I've made no secret of my love for LearnLiberty's videos before (among other things, they've saved me once or twice when I really couldn't think of anything to put on the blog the next day), but this series of videos may be my favourite. With each one spending about five minutes on one of the key theories of the business cycle, they're essential viewing for anybody interested in where we are and how we got here. It might be a little much to hope that our rulers would be able to give a rudimentary outline of these theories without having watched these videos, but for the one or two who were dozing in class that day, these should still be useful.

I tend to think of these theories as stories that can tell us a bit about business cycles: one may be able to tell a great deal about a particular cycle and very little about another; two may together be able to tell us everything we need about a certain cycle; and we may not have a good story to tell at all about some cycles. For my own part, I find the Austrian school emphasis on capital malinvestment and liquidation during the bust especially compelling, which may be influenced by the fact that I grew up in Celtic Tiger Ireland. But I try to keep an open mind — I think there are some important compatibilities between Austrian and parts of Real Business Cycle Theory, and I find the Monetarist theory of the bust fascinating. 

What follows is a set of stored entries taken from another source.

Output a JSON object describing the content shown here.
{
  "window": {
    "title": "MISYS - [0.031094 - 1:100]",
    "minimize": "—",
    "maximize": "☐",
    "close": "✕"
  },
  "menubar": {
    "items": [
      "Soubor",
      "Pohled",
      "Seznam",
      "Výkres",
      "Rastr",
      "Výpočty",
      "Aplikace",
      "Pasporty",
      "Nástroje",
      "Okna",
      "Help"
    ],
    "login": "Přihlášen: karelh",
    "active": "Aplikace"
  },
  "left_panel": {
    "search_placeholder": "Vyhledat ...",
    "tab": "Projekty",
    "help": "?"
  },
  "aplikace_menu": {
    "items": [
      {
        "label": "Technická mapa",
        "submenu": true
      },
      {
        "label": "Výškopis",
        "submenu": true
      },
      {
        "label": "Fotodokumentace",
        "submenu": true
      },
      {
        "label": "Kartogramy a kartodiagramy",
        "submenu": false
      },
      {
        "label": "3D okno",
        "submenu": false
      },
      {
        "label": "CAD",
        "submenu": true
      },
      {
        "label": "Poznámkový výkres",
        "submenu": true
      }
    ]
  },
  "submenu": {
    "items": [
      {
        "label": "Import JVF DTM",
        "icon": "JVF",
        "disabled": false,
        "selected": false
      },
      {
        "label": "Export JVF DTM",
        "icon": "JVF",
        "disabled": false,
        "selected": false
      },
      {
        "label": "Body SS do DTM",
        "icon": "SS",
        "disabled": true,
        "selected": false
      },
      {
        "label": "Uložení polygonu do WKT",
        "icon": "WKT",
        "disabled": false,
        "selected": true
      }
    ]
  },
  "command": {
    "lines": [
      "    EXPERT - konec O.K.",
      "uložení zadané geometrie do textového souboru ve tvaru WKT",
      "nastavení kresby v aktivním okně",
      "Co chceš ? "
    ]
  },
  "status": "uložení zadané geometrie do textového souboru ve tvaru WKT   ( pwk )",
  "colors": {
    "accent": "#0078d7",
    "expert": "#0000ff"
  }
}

What always strikes me is how uncertain all of this is. There are smart, sane, informed economists in each 'camp', and many in no camp at all. Yet politics has demanded that economists provide one grand answer to our problems, as if the book is closed and the questions are settled. (Harry Truman famously asked for a one-armed economist who couldn't answer his questions with, "Well, on the other hand...".) Some economists have obliged them, offering superficially easy, get-rich-quick schemes to 'end this depression now', and they're celebrated even if their area of technical expertise isn't where they're now giving out free advice.

It would be nice if more politicians would realize that the economy isn't a straightforward engine that just needs the right engingeer, but a highly complex spontaneous order that may give surprising and unpleasant reactions to well-intended stimulii. The economist who, to quote Hayek, 'demonstrates to men how little they really know about what they imagine they can design' may never be as popular as the one who offers the no-fail solution. But I hope they keep pointing it out until someone in charge starts to listen.